Sous ses pieds, le sol même commençait à brûler. Elle continua, enjambant les flaques de feu de plus en plus nombreuses, se répétant que le feu était une illusion, créée pour l’effrayer ; il n’était pas réel. Il ne peut pas me faire de mal.

Maintenant, les semelles de ses pantoufles commençaient à fumer ; elle sentit de violentes douleurs dans la plante de ses pieds. Ce n’est qu’une illusion, s’obstina-t-elle, serrant la matrice dans ses mains, avançant prudemment sur le sol de la grotte et traversant les flammes. Tout n’est qu’une illusion

Elle fut saisie d’angoisse, puis de vertige ; elle trébucha, lâchant la matrice. Avant qu’elle n’ait pu la ramasser, elle tombait en spirale, suffoquant, à travers des nappes de fumée, et se retrouva dans une chambre familière. Elle était à Arilinn, brusquement rentrée dans son corps, souffrant de brûlures sous les pieds, sous les yeux effrayés de Ronal et de Callista.

Quand elle put parler, elle haleta :

– Pourquoi m’avez-vous ramenée ? Je l’avais…

– Je m’excuse, mais il le fallait, murmura Callista. Je n’ai pas osé te laisser plus longtemps. Tes pieds brûlaient !

– Mais ce n’était qu’une illusion, non ? demanda Hilary.

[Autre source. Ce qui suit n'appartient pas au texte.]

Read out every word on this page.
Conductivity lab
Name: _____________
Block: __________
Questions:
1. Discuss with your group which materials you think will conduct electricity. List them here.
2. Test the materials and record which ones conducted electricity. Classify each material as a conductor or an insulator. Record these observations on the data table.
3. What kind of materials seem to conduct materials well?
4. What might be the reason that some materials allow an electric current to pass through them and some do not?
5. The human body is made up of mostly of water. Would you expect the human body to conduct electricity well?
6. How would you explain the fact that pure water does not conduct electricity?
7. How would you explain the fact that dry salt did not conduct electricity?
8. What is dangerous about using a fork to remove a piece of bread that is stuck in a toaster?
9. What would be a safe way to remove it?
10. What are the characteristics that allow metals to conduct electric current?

– Je ne sais pas, dit Callista, se baissant pour lui ôter délicatement ses pantoufles.

La vue des chaussons noirs et calcinés leur coupa le souffle, et ils restèrent sans voix devant les pieds couverts d’ampoules.

– Tu ne marcheras pas beaucoup pendant les jours qui viennent, dit Ronal.

Hilary soupira, sentant les familières douleurs préliminaires lui poignarder l’abdomen.

– Oh, je n’avais pas l’intention de marcher beaucoup de la décade de toute façon, dit-elle. Callista, tu veux m’aider à regagner ma chambre ? Et je boirai bien une infusion de Kireseth.

 

Léonie vint la voir plus tard dans la journée. Devant son visage plein de tendre sollicitude, Hilary éclata en sanglots.

– Je l’avais presque, mais Callista et Ronal m’ont ramenée, sanglota-t-elle.

– Non, non, mon enfant ; ils ont fait ça pour sauver tes pieds – sinon ta vie. Ils m’ont dit que tu es grièvement blessée.

– Oh, pas tant que ça, dit Hilary, agitant les orteils dans ses pansements.

– Quand même, je crois qu’ils ont eu raison. Il nous faut renoncer à cette grosse matrice, du moins pour le moment. Au moins, elle est si bien gardée par les forgerons qu’aucun intrus ne pourra l’utiliser pour nous nuire, dit Léonie. Et les forgerons n’ont pas le genre de laran nécessaire pour s’en servir comme d’une arme.

Mais elle avait l’air troublé, comme par la prémonition de l’avenir.